Second only to The Thing in terms of number of Minimates, this particular Mr. Fantastic was his sixth time in this particular style.  He’s sporting his classic black and blue gear, based on his look from earlier in his career. Curiously, there are, to date, no other members of the team with uniforms to match this one.  Not even the Ben from Series 1 of the Best Of line. This is something of an odd development.  In his most standard configuration, Reed is built on the basic Minimate body and uses just one add-on piece, for his hair.  It’s the Frank Wemple piece, which saw a lot of use right around this time.  It’s definitely well-chosen for Reed. Of course, since Reed’s powers make for a pretty versatile look, the figure has multiple other configurations.  DST experimented a bit with TRU Series 6’s Stretch-Attack Mr. Fantastic, which gave us a stretched out base piece to swap out for the lower legs.  This figure includes that extra, along with several new ones to match.  There’s an extended neck and stretched out arms, which can be mixed and matched into all sorts of different configurations.  Perhaps my favorite part is that the open hand on the right arm is perfectly sized to grip a standard Minimate torso.  Reed’s paintwork is fairly clean, and the color choices are bold.  He’s more colorful than his TRU Series 8 counterpart, but the blue isn’t quite as deep as the original Reed figure.  He’s somewhere between them.  I already chronicled the extra stretchy parts, but Reed also includes a standard display stand, if you want to be silly and not display him with that sweet stretched out base piece.

DR. DOOM

Victor Von Doom actually has his nemesis beaten in number of Minimates available, with eight releases under his belt.  This one was the seventh, and actually came out in rather close proximity to the Marvel vs. Capcom version, which it is quite similar to.  Most of the similarity between the two Dooms is in their sculpted parts.  Doom uses add-ons for his cloak, belt/skirt, gloves, and boots, as well as non-standard upper-arm pieces.  All of these were used on the prior figure.  They work decently, though the cloak runs into the same problem that prior Dooms have run into, with limitations being placed on his mobility.  It also makes him quite top heavy. And, in conjunction with all of the other sculpted parts, it generally creates a figure that’s not great for much other than standing.  The main change-up between the two Dooms is paint.  While the MvC release was in more game accurate colors and featured metallic armor, this one goes for a more print-styled flat color scheme.  It works well enough, and it’s definitely a more unique take on the character, compared to what we tend to see.  I think it helps the detailing on his faceplate stand out better, but leaves the arms and legs looking slightly bland.  Doom is packed with three accessories: a pistol, and alternate head with Doombot detailing, and a clear display stand.  I really like the Doombot head.  It’s a quite fun touch, and seems to especially work well without the cloak over top, thereby making the figure a good deal more playable.

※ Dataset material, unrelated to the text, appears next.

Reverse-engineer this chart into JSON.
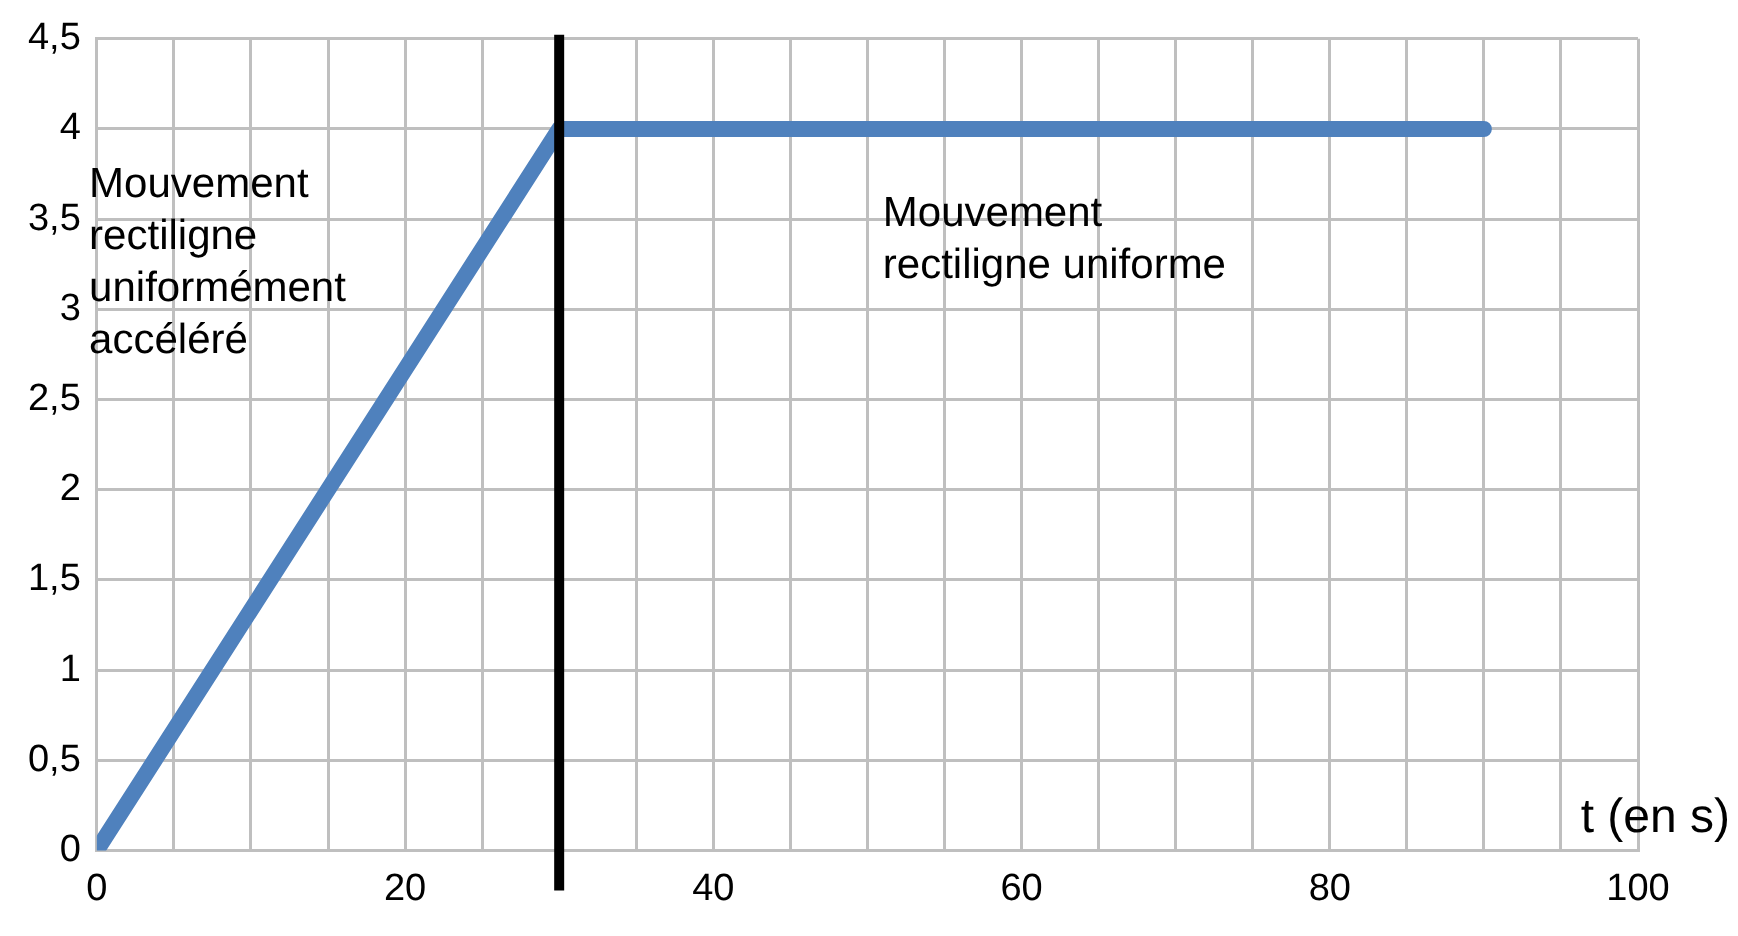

THE ME HALF OF THE EQUATION

I grabbed these two back when they were new, from my regular Minimate haunt, Cosmic Comix.  Reed is a solid figure, marred not by anything about this figure himself, but rather by the lack of any other members to match him.  Ben’s an easy enough fix if you just want to swap out the pelvis, and Johnny’s just really a head swap, but there’s no matching Sue, and that’s a little sad.  So soon after the MvC version, this Dr. Doom felt a little redundant, and ultimately inherits all of that figure’s flaws without any time to have fixed them.  That said, the Doombot head does quite a bit to salvage this guy.  Overall, he’s a decent offering.